W ocenie Sądu opinie biegłych należało uznać za obiektywne i wartościowe z uwagi na ich doświadczenie i wykształcenie. Istotne jest to, że co do zasady wnioski wynikające z obu niezależnych od siebie opinii pokrywają się i wzajemnie uzupełniają się, chociaż niewątpliwie bardziej szczegółowa jest opinia biegłych z Zakładu Medycyny Sądowej (...). Biegli sporządzili w ocenie Sądu opinie należycie, odpowiedzieli na wszystkie postawione pytania w sposób profesjonalny i wyczerpujący, natomiast kontrola trybu rozumowania i wyciągania przez nich wniosków poddawała się ocenie i weryfikacji Sądu. Z uwagi na to, że uzasadnione zostały logiczną argumentacją, wnioski wynikające z opinii posłużyły do ustalenia stanu faktycznego w zakresie stanu nietrzeźwości oskarżonego w momencie zdarzenia. Sąd przyjął, że zgodnie z wnioskami opinii biegłych z Zakładu Medycyny Sądowej (...), najkorzystniejsze dla oskarżonego było ustalenie, że w czasie objętym zarzutem zawartość alkoholu etylowego we krwi u niego prowadziła do stężenia 1,73 promila. Określenie stężenia alkoholu w takim wymiarze pozwala na ocenę zgodnie z treścią art. 115 § 16 kk jako stanu nietrzeźwości. Powołany przepis przewiduje bowiem, że stan nietrzeźwości w rozumieniu kodeksu karnego zachodzi, gdy zawartość alkoholu we krwi przekracza 0,5 promila albo prowadzi do stężenia przekraczającego tę wartość.

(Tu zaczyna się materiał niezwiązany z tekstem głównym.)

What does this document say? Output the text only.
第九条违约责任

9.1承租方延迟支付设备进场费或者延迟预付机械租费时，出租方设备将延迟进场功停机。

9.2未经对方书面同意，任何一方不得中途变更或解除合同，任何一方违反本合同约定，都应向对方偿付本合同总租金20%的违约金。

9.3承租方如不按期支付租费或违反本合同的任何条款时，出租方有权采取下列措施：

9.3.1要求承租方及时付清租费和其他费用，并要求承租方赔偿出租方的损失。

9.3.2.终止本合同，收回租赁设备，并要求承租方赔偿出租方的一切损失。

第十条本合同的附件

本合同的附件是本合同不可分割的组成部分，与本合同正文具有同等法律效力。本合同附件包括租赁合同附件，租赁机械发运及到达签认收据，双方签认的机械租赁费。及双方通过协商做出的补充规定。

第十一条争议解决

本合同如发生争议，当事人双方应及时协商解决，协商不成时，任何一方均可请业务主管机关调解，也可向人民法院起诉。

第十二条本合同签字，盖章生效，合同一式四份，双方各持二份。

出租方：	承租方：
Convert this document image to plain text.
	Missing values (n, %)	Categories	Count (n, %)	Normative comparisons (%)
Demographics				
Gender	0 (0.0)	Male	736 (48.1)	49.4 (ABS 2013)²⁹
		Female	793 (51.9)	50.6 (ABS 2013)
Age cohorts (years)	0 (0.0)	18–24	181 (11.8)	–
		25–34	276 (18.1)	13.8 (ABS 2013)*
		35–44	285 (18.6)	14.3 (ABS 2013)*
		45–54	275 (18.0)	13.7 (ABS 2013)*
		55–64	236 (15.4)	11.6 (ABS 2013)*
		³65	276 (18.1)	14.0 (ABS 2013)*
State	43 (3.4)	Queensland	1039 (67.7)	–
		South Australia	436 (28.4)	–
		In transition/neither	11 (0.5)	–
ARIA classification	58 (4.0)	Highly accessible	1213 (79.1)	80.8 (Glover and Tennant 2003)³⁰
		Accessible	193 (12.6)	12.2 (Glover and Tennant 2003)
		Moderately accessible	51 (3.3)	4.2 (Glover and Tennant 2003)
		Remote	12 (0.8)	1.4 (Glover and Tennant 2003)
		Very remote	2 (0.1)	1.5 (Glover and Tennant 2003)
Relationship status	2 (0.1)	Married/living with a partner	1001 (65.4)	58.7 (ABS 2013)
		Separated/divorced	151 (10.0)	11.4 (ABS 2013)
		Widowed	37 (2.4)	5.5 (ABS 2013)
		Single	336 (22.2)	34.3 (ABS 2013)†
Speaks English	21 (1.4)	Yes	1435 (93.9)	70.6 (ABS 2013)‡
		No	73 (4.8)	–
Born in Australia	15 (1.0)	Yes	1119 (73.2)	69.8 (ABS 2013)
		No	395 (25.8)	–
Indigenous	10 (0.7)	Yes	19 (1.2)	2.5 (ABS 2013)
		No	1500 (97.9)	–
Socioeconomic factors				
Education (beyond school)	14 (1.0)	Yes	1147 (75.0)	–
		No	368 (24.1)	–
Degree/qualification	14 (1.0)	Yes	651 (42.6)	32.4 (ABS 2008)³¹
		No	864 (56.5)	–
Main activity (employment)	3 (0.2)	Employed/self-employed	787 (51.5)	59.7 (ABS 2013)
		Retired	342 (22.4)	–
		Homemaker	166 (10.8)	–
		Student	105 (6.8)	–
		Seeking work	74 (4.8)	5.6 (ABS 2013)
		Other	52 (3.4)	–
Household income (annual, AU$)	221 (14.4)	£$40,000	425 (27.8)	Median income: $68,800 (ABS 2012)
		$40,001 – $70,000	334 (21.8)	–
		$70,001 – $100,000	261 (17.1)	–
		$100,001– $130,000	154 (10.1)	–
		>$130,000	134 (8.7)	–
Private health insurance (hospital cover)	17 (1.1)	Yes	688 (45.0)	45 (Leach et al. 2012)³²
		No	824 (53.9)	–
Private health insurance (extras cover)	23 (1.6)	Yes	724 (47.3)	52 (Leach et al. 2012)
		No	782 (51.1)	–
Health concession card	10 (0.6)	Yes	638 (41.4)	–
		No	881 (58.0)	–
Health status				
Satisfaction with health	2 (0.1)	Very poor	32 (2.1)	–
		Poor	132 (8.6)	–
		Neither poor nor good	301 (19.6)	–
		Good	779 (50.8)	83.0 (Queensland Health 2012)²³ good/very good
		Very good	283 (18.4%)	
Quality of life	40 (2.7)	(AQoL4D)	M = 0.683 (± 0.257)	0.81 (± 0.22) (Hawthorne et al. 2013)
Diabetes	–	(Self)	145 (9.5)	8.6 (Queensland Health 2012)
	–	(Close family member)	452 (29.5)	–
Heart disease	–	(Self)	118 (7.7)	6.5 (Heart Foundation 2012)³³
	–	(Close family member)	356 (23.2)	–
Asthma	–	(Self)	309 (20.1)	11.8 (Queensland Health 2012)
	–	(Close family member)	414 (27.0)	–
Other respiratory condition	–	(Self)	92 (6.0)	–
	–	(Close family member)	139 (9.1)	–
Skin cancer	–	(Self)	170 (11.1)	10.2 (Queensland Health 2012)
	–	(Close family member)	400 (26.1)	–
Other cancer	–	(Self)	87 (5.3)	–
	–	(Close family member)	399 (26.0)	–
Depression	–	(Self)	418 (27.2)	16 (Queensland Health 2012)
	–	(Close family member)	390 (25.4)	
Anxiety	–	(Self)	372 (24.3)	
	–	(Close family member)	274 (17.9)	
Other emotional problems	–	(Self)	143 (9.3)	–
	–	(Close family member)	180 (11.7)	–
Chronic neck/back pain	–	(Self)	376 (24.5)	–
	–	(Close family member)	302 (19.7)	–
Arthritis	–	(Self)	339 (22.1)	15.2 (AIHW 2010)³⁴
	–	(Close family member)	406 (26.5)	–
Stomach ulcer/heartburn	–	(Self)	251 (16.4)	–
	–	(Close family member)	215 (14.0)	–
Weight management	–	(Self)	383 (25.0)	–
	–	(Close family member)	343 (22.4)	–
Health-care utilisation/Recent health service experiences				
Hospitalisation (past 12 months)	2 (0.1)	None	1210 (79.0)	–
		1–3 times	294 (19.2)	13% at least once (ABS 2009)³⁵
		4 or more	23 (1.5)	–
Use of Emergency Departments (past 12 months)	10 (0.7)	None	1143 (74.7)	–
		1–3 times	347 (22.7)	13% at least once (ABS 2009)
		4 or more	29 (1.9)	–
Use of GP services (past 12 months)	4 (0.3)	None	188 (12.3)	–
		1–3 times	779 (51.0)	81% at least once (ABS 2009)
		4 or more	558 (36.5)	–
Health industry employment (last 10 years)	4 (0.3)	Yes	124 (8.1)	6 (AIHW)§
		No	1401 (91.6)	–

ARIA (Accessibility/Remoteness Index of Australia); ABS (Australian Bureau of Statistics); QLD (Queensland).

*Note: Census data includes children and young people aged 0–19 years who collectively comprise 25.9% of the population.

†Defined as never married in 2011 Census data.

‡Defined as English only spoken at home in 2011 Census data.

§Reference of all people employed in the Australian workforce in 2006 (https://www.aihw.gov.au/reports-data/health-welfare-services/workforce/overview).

W związku z poczynionymi powyżej ustaleniami Sąd ocenił, iż powinny mieć one odzwierciedlenie w opisie czynu przypisanego oskarżonemu i w tym zakresie zmodyfikował go.

Środek transportu, którym się poruszał jest pojazdem mechanicznym, gdyż zgodnie z wyrokiem SN jest nim każdy pojazd drogowy lub szynowy napędzany umieszczonym na nim silnikiem, jak również maszyna samobieżna i motorower ( zob. wyrok SN z dnia 4 lutego 1993r., III KRN 254/92, OSP 1993, z. 10, poz. 198).

Ponadto z uwagi na treść orzeczonego wobec J. R. (1) wyroku Sądu Rejonowego w Sokółce z dnia 10 kwietnia 2014 roku w sprawie sygn. akt II K 64/16 za czyn z art. 178a §1 k.k., którym orzeczono wobec niego, m.in. zakaz prowadzenia wszelkich pojazdów mechanicznych za wyjątkiem pojazdów, do których kierowania wymagana jest kategoria (...) na okres 2 lat – od dnia zatrzymania prawa jazdy, tj. od dnia 5 stycznia 2014 roku, nie budzi wątpliwości ustalenie, że oskarżony swoim zachowaniem wypełnił znamiona przestępstwa opisanego w art. 178a §4 k.k, tj. kierowania w dniu 1 lipca 2014 roku około godziny 21.05 w ruchu lądowym na trasie B.K. motorowerem w stanie nietrzeźwości, tj. zawartość alkoholu etylowego we krwi prowadziła do stężenia 1,73 promila, przy czym czynu tego dopuścił się w okresie obowiązywania zakazu prowadzenia wszelkich pojazdów mechanicznych z wyłączeniem kategorii (...), orzeczonego w związku ze skazaniem prawomocnym wyrokiem Sądu Rejonowego w Sokółce w sprawie II K 64/14 z dnia 10 kwietnia 2014 roku za prowadzenie pojazdu mechanicznego w stanie nietrzeźwości.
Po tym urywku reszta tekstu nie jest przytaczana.